When you first have the dream of going on exchange, it sounds simple- after all there is a program set up to facilitate your adventure, all you need to do is apply. Well, the thing is that you don’t just have to apply once. I began my application process way back in March. It began with searching among the possible choices of overseas universities for one that suited me well. After settling on Francois-Rabelais, l’Université de Tours for its proximity to Paris, affordable, readily available accommodation options, small-town feel, and reputation for a high quality of spoken French (though whether that’s true with the younger generation I’m yet to find out), I then had to select possible units to study. This involved applying for unit approval with the Monash Abroad officials for Linguistics, French and General Arts units. Then I had to get approval from both Science and Arts faculties to pursue these studies. Then the application had to go to the overseas travel office (Monash Abroad). After this stage of approval was met, it was off to France – some 7 months later. I waited with eager anticipation for my letter of acceptance… only to find myself described as a student from LaTrobe! That discrepancy wasn’t going to look good on my visa application, so it was another week’s wait before I got my hands on the real thing.
Having succeeded at my application for exchange, it was time to start the next challenge- obtaining a visa. The website was a net of information, in which I often found myself caught, unable to find my way back to where I had been before. Information was repeated but intended for a slightly different audience- I wasn’t sure exactly what I was required to put in my application. I knew one thing though- a police check was essential. Around 4 visits to the police station later, my police check application was complete and sent off for processing. Once it came back, all my documents were scanned and printed and placed neatly in a pile, which I double checked. Then I took my passport and the pile of papers to the post office and sent it off to Sydney- hoping that the statement ‘All visa applications for exchange students must be sent by mail’ still stood true and that I wouldn’t be called upon to visit Sydney in person.

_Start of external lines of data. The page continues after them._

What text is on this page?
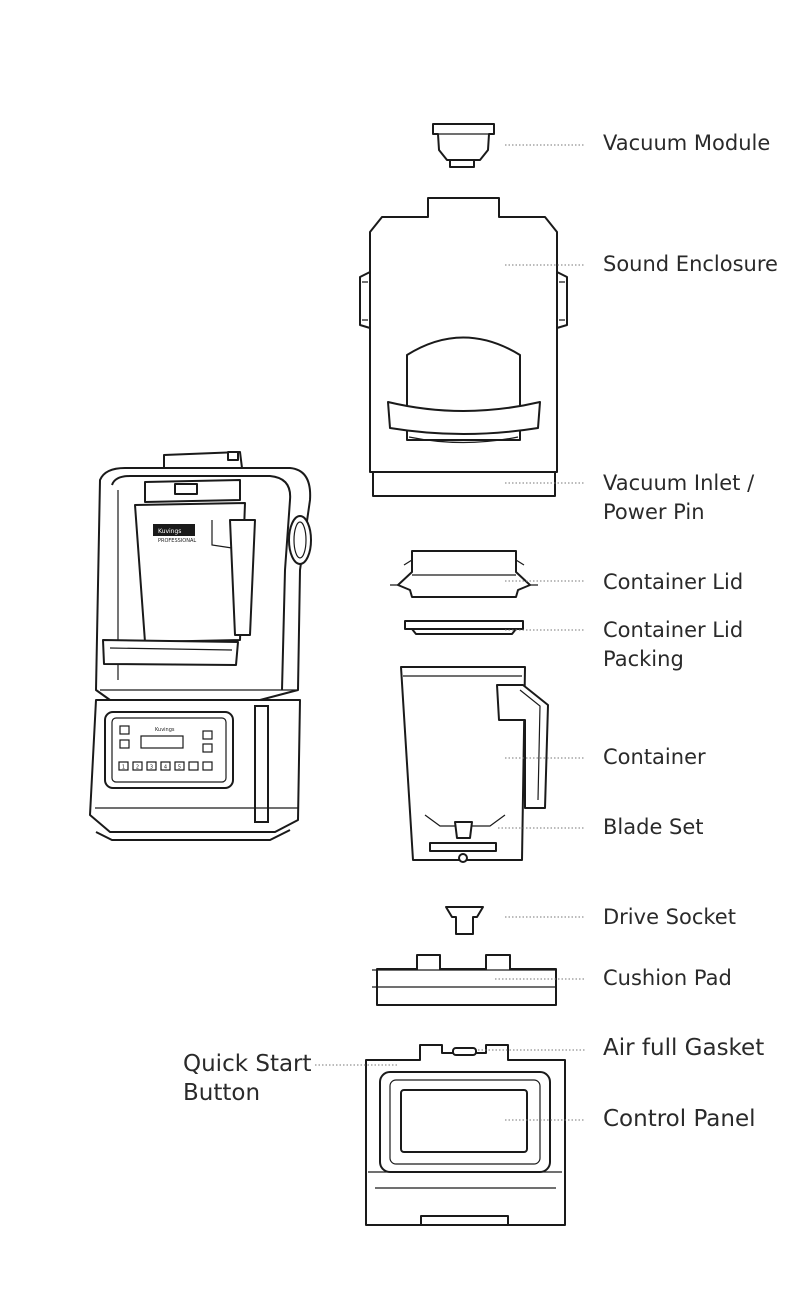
Kuvings
PROFESSIONAL
Kuvings
1 2 3 4 5
Vacuum Module
Sound Enclosure
Vacuum Inlet /
Power Pin
Container Lid
Container Lid
Packing
Container
Blade Set
Drive Socket
Cushion Pad
Air full Gasket
Control Panel
Quick Start
Button
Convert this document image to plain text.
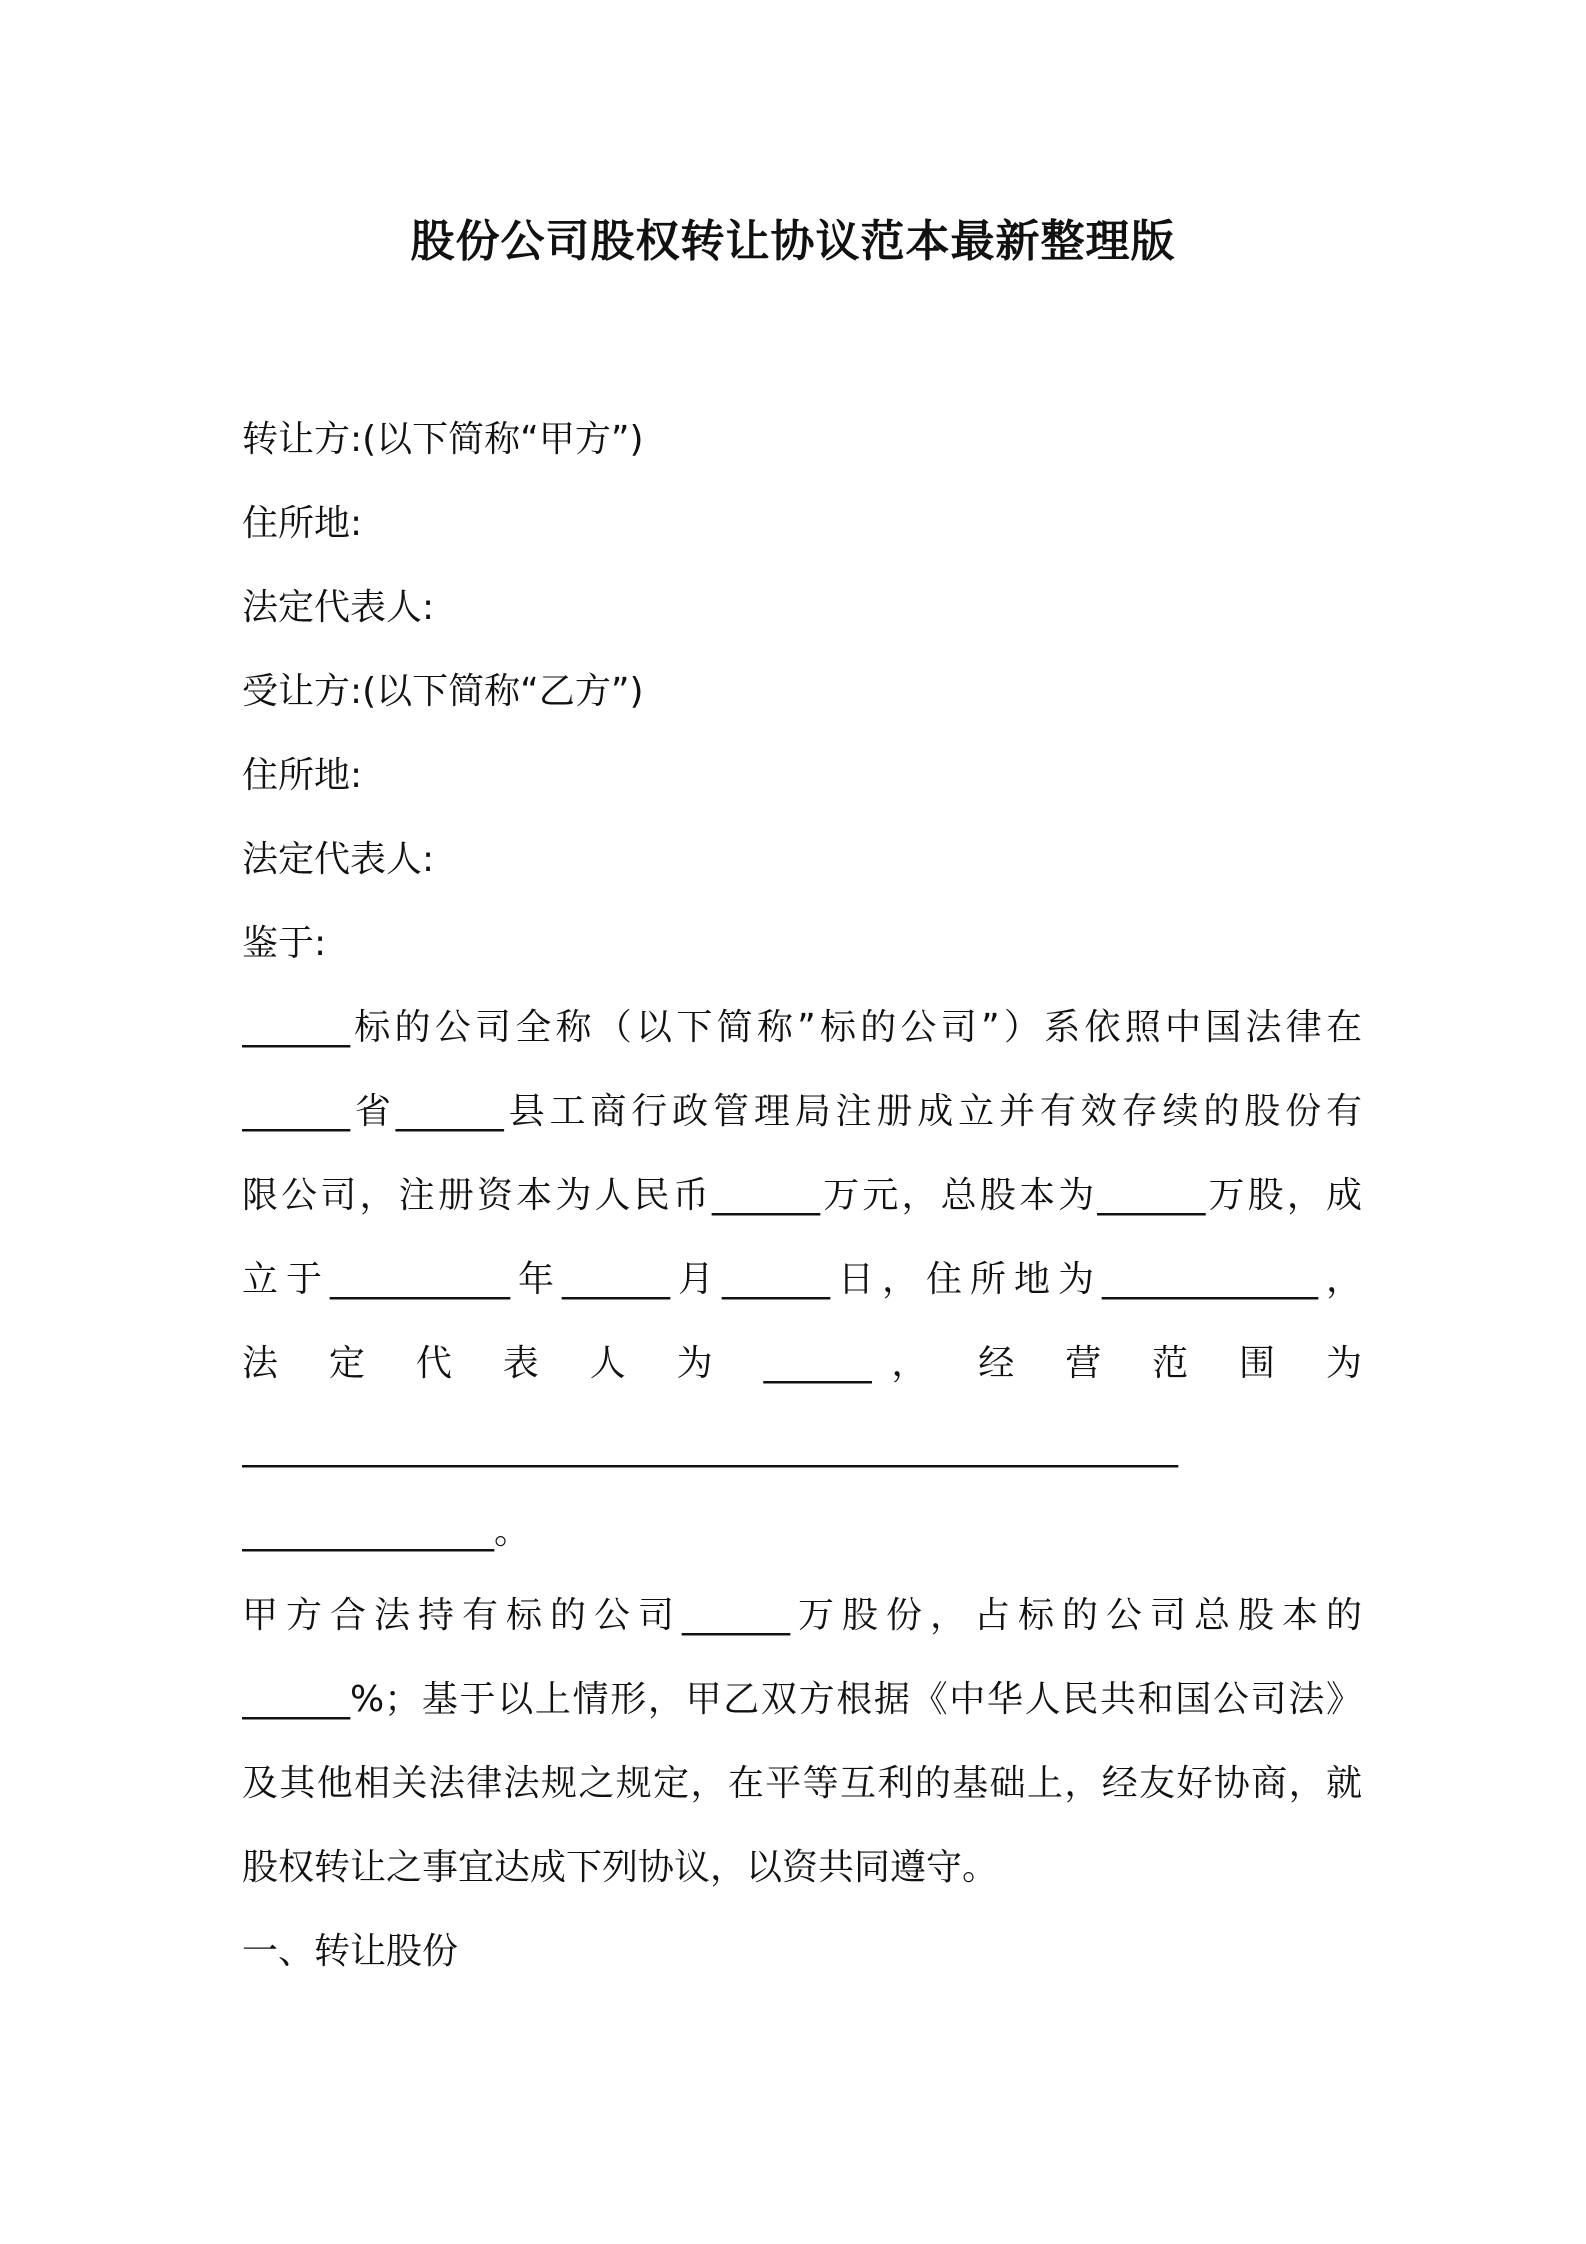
股份公司股权转让协议范本最新整理版
转让方:(以下简称“甲方”)
住所地:
法定代表人:
受让方:(以下简称“乙方”)
住所地:
法定代表人:
鉴于:
______标的公司全称（以下简称”标的公司”）系依照中国法律在
______省______县工商行政管理局注册成立并有效存续的股份有
限公司，注册资本为人民币______万元，总股本为______万股，成
立于__________年______月______日，住所地为____________，
法 定 代 表 人 为 ______， 经 营 范 围 为
____________________________________________________
______________。
甲方合法持有标的公司______万股份，占标的公司总股本的
______%；基于以上情形，甲乙双方根据《中华人民共和国公司法》
及其他相关法律法规之规定，在平等互利的基础上，经友好协商，就
股权转让之事宜达成下列协议，以资共同遵守。
一、转让股份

Applications for accommodation, applications for enrollment, applications for the OFII (an official part of my visa to be completed on arrival in France) and applications for CAF (rental assistance which is available in France) are still to be finalised… and I’m sure there will be more paperwork hoops to jump through once I arrive. Still, I would happily print out and sign a pile of papers as tall as la tour Eiffel if it meant that this journey would come to be.